The IBC recognizes that isolated instances of non-compliance can occur as the result of simple and minor oversight and error with no intent to circumvent applicable requirements. This policy is not intended to eliminate the ability or responsibility of an investigator to immediately report and correct a simple or minor oversight or error, but is intended to address serious compliance and safety, health or environmental issues that, in the determination of the IBC, go beyond simple and minor oversight.

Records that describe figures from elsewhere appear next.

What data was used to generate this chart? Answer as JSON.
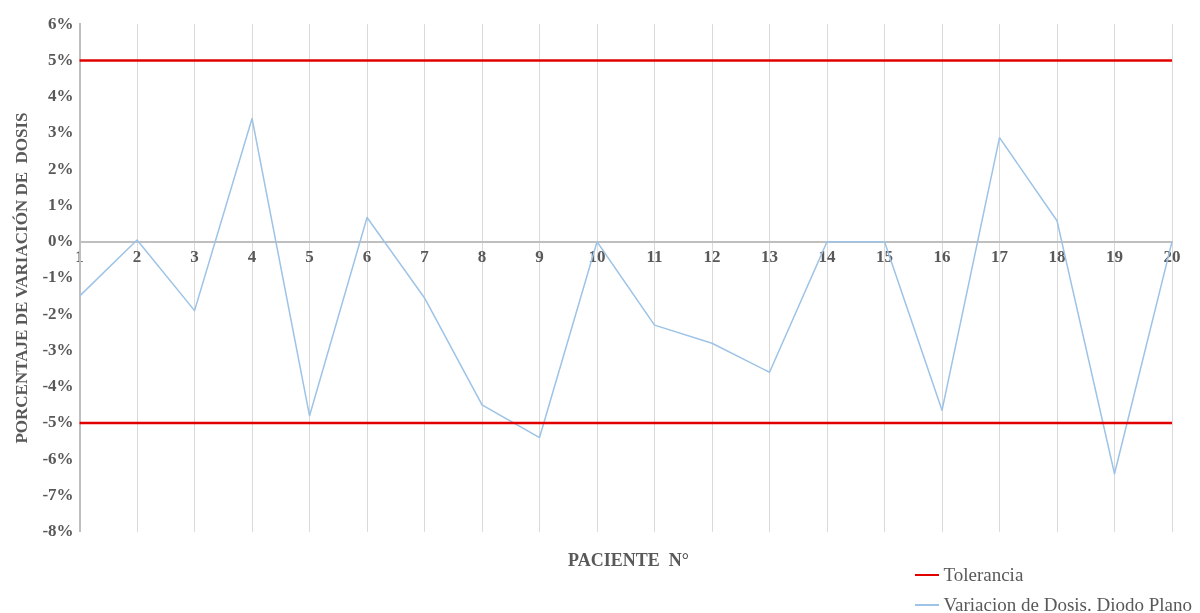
{
  "chart_data": {
    "type": "line",
    "xlabel": "PACIENTE  N°",
    "ylabel": "PORCENTAJE DE VARIACIÓN DE  DOSIS",
    "categories": [
      "1",
      "2",
      "3",
      "4",
      "5",
      "6",
      "7",
      "8",
      "9",
      "10",
      "11",
      "12",
      "13",
      "14",
      "15",
      "16",
      "17",
      "18",
      "19",
      "20"
    ],
    "series": [
      {
        "name": "Variacion de Dosis. Diodo Plano",
        "color": "#9dc3e6",
        "values": [
          -1.5,
          0.05,
          -1.9,
          3.4,
          -4.8,
          0.67,
          -1.55,
          -4.5,
          -5.4,
          0,
          -2.3,
          -2.8,
          -3.6,
          0,
          0,
          -4.65,
          2.87,
          0.58,
          -6.4,
          0
        ]
      }
    ],
    "ref_lines": [
      {
        "axis": "y",
        "value": 5,
        "label": "Tolerancia",
        "color": "#e00000"
      },
      {
        "axis": "y",
        "value": -5,
        "color": "#e00000"
      }
    ],
    "ylim": [
      -8,
      6
    ],
    "yticks": [
      {
        "value": -8,
        "label": "-8%"
      },
      {
        "value": -7,
        "label": "-7%"
      },
      {
        "value": -6,
        "label": "-6%"
      },
      {
        "value": -5,
        "label": "-5%"
      },
      {
        "value": -4,
        "label": "-4%"
      },
      {
        "value": -3,
        "label": "-3%"
      },
      {
        "value": -2,
        "label": "-2%"
      },
      {
        "value": -1,
        "label": "-1%"
      },
      {
        "value": 0,
        "label": "0%"
      },
      {
        "value": 1,
        "label": "1%"
      },
      {
        "value": 2,
        "label": "2%"
      },
      {
        "value": 3,
        "label": "3%"
      },
      {
        "value": 4,
        "label": "4%"
      },
      {
        "value": 5,
        "label": "5%"
      },
      {
        "value": 6,
        "label": "6%"
      }
    ],
    "grid": "x",
    "legend": "bottom right",
    "marker": "none",
    "line_style": "solid"
  }
}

IBC Procedures for the Suspension of Previously Approved Research

In suspending research, the IBC should consider the following:

  • What additional measures could be imposed to satisfy the IBC that the research can be conducted safely and/or in compliance of regulations
  • How to ensure safety and appropriate containment during the period of suspension
  • Reporting obligations to NIH or other agencies
  • If necessary, whether the protocol could be assigned to a different Principal Investigator (PI) in order to allow the research to continue. (This would require a protocol amendment.)

The IBC may impose contingencies that must be met in order for the suspension to be lifted.

Where possible, the PI should have the opportunity to address the committee during the discussion (to be held in closed session) about the potential suspension.

If it is determined that the decision to suspend and imposition of contingencies cannot be resolved in one IBC meeting, the Research Integrity Officer (RIO) should assign a case manager from among IBC members to ensure that the process moves forward in a timely manner.

If the IBC suspends authorization of previously approved research, it will promptly notify the investigator and report the suspension to the investigator’s department chair, college dean, RIO, and ORSP. This notification should include the basis for the suspension and any contingencies that must be met in order for the suspension to be lifted.

A PI may request that the IBC reconsider its decision to suspend research based on the existence of relevant new information not previously shared with the IBC.